Asfiksia Neonatotum adalah keadaan dimana bayi baru lahir yang
tidak dapat bernafas secara spontan dan teratur segera setelah lahir.
Keadaan ini biasanya disertai dengan keadaan dimana hipoksia dan
hiperapneu serta sering berakhir dengan asidosis (Santoso NI, 1992).
Asfiksia neonatorum ialah suatu keadaan bayi baru lahir yang gagal
bernafas secara spontan dan teratur segera setelah lahir (Hutchinson,
1967). Keadaan ini disertai dengan hipoksia, hiperkapnia dan berakhir
dengan asidosis. Hipoksia yang terdapat pada penderita asfiksia ini
merupakan faktor terpenting yang dapat menghambat adaptasi bayi baru
lahir terhadap kehidupan ekstrauterin (Gabriel Duc, 1971). Penilaian
statistic dan pengalaman klinis atau patologi anatomis menunjukan
bahwa keadaan ini merupakan penyebab utama mortalitas dan morbiditas
bayi baru lahir. Hal ini dibuktikan oleh Drage dan Berendes (1966) yang
mendapatkan bahwa skor Apgar yang rendah sebagai manifestasi
hipoksia berat pada bayi saat lahir akan memperlihatkan angka kematian
yang tinggi.
Haupt (1971) memperlihatkan bahwa frekuensi gangguan
perdarahan pada bayi sebagai akibat hipoksia sangat tinggi.

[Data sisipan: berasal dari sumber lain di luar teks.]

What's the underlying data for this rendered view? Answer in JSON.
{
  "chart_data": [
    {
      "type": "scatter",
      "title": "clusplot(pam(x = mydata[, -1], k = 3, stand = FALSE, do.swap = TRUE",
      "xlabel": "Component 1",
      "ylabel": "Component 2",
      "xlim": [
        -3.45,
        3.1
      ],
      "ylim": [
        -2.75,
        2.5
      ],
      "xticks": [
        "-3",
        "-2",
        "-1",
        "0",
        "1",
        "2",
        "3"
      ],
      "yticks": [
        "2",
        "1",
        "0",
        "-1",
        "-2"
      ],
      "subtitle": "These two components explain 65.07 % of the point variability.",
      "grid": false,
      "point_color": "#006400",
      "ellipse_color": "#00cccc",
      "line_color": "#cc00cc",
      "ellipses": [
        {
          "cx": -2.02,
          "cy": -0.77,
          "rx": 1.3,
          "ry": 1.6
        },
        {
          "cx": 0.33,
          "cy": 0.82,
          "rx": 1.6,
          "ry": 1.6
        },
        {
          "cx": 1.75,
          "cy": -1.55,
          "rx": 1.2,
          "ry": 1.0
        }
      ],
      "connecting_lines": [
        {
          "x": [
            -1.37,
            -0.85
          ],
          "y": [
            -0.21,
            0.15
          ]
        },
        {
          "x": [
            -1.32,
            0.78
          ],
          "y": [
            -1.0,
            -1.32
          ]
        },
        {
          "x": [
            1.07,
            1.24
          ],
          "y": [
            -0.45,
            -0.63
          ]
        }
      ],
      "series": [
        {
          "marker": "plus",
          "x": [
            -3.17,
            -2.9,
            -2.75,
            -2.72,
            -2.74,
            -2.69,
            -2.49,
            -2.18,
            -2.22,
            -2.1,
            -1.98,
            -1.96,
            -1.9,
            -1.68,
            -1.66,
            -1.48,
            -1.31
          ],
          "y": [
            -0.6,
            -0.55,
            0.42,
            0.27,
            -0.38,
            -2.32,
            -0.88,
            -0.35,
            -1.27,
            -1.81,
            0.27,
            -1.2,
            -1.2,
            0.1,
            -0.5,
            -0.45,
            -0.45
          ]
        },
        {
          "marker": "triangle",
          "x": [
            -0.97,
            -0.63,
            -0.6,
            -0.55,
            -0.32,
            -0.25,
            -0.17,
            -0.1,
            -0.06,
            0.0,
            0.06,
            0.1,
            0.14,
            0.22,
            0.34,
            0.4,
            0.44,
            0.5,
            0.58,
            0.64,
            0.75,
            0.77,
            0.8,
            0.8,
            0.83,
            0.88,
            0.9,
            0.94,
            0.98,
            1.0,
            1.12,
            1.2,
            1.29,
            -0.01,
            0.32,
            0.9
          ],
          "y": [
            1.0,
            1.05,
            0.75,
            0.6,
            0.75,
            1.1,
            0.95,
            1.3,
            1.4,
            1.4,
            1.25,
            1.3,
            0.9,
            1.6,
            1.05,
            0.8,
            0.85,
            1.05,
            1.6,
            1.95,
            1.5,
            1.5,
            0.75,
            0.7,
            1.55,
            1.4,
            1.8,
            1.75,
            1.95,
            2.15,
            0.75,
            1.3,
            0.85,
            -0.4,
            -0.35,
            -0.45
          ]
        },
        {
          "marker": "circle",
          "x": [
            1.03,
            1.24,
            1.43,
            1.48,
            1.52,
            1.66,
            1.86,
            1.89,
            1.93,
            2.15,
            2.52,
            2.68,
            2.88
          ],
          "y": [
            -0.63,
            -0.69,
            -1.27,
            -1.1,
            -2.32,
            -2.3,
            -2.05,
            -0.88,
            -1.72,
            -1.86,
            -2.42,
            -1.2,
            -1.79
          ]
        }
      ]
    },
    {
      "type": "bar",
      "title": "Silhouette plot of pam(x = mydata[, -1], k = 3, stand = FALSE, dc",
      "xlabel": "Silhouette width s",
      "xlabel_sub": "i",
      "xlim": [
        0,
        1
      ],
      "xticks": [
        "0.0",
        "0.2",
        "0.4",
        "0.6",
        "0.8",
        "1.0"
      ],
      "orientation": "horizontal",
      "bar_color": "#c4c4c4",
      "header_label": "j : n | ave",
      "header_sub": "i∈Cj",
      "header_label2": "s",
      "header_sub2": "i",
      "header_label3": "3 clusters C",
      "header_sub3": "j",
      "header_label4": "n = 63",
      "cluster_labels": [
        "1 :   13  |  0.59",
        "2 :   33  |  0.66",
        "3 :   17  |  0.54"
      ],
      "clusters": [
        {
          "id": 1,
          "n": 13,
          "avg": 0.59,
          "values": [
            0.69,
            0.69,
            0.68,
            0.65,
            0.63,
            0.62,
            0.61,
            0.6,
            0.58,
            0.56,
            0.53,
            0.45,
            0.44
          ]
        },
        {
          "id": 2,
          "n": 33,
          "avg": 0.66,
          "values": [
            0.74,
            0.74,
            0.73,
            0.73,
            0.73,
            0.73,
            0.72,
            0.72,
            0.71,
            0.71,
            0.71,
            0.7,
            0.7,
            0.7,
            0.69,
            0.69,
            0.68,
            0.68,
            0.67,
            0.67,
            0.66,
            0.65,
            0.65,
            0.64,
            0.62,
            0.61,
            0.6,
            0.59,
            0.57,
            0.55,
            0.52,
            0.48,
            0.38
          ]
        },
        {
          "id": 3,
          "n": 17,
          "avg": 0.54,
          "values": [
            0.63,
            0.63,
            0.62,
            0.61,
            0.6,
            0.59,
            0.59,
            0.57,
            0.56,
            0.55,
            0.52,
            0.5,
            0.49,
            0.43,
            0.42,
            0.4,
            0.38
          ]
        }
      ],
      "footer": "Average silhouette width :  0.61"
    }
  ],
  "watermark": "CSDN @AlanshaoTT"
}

Asidosis,
gangguan kerdiovaskular serta komplikasinya sebagai akibat langsung
dari hipoksia merupakan penyebab utama kegagalan adaptasi bayi baru
lahir (James, 1958). Kegagalan ini akan sering berlanjut menjadi sindrom

gangguan pernafasan pada hari-hari pertama setelah lahir (James, 1959).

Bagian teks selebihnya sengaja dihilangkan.